Il loro percorso creativo nasce da una ricerca d’archivio e bibliografica, avviata da un “silenzio”: una mancanza che diventa occasione per riscattare un destino dimenticato. Tutto parte dall’incontro con un’opera d’arte realizzata da una donna, scintilla che accende il desiderio di ricostruirne la storia a partire da frammenti, testimonianze e rare immagini di repertorio. La scrittura si intreccia strettamente con la ricerca, dando origine a un legame profondo tra l’autrice e la protagonista: un inseguimento che richiama il viaggio di Orfeo ed Euridice, sospeso tra il desiderio di riportare alla luce ciò che è perduto e la consapevolezza che parte di quella realtà rimarrà per sempre inafferrabile.

Mazzucco, con Silenzio. Le sette vite di Diana Karenne, dedica il romanzo a Diana Karenne (1888-1940), attrice, regista e artista polacca attiva nel cinema muto italiano. Nel ricostruirne la vicenda, si imbatte in una biografia segnata da vuoti e frammentarietà, ma anche in un contesto culturale vivace, animato da molte donne che durante la Prima guerra mondiale portarono avanti il cinema mentre gli uomini erano al fronte. Un patrimonio poi rimosso e bollato come “cinema delle donne”.

Morra, con Accendo la mia luce e divento me stessa, racconta invece Florine Stettheimer (1871-1944), pittrice e artista statunitense – ma anche scenografa, poetessa e costumista – attiva nella New York dell'Età del Jazz. La sua opera, eccentrica e poliforme, riflette una formazione tra Stati Uniti ed Europa e intreccia espressionismo e femminismo, collocandosi fuori dagli schemi della tradizione ufficiale, motivo per cui è stata a lungo marginalizzata.

Karenne e Stettheimer furono artiste “pericolose”: originali, anticonformiste, capaci di infrangere le regole del loro tempo. Figure eclettiche, che lo sguardo maschile ha spesso ridotto a stereotipi, imprigionandole in categorie rigide. La sfida di Mazzucco e Morra è stata liberarsene, per restituire un ritratto autentico e complesso di donne ribelli e non catalogabili.

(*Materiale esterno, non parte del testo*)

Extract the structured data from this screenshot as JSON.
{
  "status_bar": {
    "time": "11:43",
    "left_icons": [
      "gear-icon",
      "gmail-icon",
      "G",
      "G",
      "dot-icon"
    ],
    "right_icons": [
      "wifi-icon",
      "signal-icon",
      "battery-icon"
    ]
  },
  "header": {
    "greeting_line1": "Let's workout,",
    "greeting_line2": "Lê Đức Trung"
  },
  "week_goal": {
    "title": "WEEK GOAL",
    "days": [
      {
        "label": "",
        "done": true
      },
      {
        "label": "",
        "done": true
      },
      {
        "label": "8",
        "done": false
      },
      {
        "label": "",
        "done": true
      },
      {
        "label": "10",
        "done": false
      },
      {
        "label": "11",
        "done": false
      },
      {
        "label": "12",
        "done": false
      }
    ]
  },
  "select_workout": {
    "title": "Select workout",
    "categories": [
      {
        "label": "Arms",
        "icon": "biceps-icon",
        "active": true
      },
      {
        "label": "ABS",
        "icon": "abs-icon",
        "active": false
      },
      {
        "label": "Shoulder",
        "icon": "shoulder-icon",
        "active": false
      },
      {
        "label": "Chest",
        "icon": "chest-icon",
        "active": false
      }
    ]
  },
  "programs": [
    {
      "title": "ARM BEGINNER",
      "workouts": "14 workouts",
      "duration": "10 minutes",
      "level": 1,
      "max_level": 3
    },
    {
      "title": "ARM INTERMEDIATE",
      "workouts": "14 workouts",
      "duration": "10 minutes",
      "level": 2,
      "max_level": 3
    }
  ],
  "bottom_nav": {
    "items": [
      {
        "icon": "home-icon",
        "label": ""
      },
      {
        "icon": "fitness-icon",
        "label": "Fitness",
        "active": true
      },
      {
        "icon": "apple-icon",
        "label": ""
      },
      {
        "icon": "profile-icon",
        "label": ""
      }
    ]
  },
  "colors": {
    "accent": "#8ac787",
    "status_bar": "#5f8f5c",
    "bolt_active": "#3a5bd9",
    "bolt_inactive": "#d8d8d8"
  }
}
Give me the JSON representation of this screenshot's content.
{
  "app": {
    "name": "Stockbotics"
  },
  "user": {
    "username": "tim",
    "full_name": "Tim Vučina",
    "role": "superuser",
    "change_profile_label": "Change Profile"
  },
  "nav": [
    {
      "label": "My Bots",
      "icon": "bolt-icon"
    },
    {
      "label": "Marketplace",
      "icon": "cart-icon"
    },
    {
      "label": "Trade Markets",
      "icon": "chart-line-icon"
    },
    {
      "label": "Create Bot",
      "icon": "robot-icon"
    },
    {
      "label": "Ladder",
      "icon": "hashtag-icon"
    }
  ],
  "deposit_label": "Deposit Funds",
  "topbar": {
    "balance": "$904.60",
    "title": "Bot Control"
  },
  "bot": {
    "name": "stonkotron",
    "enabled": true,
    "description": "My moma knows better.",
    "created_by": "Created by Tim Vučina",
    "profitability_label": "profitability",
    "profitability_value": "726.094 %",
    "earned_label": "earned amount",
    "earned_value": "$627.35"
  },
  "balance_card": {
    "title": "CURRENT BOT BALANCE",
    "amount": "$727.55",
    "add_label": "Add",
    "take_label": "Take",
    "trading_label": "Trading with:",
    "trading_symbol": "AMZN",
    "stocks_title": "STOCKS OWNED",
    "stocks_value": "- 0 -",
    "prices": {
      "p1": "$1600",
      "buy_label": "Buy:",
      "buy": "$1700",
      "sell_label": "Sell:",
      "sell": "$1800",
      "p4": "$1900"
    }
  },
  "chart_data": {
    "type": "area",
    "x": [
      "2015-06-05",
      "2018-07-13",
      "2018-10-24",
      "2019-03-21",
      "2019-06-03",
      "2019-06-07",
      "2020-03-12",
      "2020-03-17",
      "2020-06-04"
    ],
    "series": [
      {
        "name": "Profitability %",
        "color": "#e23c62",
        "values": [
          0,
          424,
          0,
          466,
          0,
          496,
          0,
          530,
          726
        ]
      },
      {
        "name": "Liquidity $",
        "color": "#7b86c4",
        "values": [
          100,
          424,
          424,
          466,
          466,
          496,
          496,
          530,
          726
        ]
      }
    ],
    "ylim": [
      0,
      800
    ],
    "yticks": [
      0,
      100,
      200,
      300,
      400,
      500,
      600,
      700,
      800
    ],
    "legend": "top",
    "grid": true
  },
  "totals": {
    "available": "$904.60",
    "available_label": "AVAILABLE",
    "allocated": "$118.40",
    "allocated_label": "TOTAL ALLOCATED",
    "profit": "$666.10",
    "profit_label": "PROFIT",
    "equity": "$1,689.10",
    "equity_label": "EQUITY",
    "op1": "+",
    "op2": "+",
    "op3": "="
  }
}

La scarsità di fonti e i molti “silenzi archivistici” rendono ancora più importante una ricerca sullo sguardo femminile che sia in grado di coglierne l’anticonformismo e la forza creativa, a fronte di un mancato riconoscimento e della frequente invisibilizzazione da parte del mercato e della critica. Ne emergono due ritratti intensi e vitali, restituiti con sensibilità e attenzione.

L’incontro si conclude con una domanda di Giorgia Tolfo sul momento della “separazione”: come sia stato lasciare andare le protagoniste. Mazzucco paragona la scrittura a un’esperienza amorosa, un rapporto intimo in cui la separazione non è mai definitiva, perché il legame continua oltre la pagina.

Così, Diana Karenne e Florine Stettheimer tornano a vivere attraverso i romanzi, restituite nella loro unicità e nella loro forza. Due artiste fuori da ogni schema, capaci di sfidare il proprio tempo, che Mazzucco e Morra hanno inseguito e ritrovato, ridando loro voce, identità e memoria.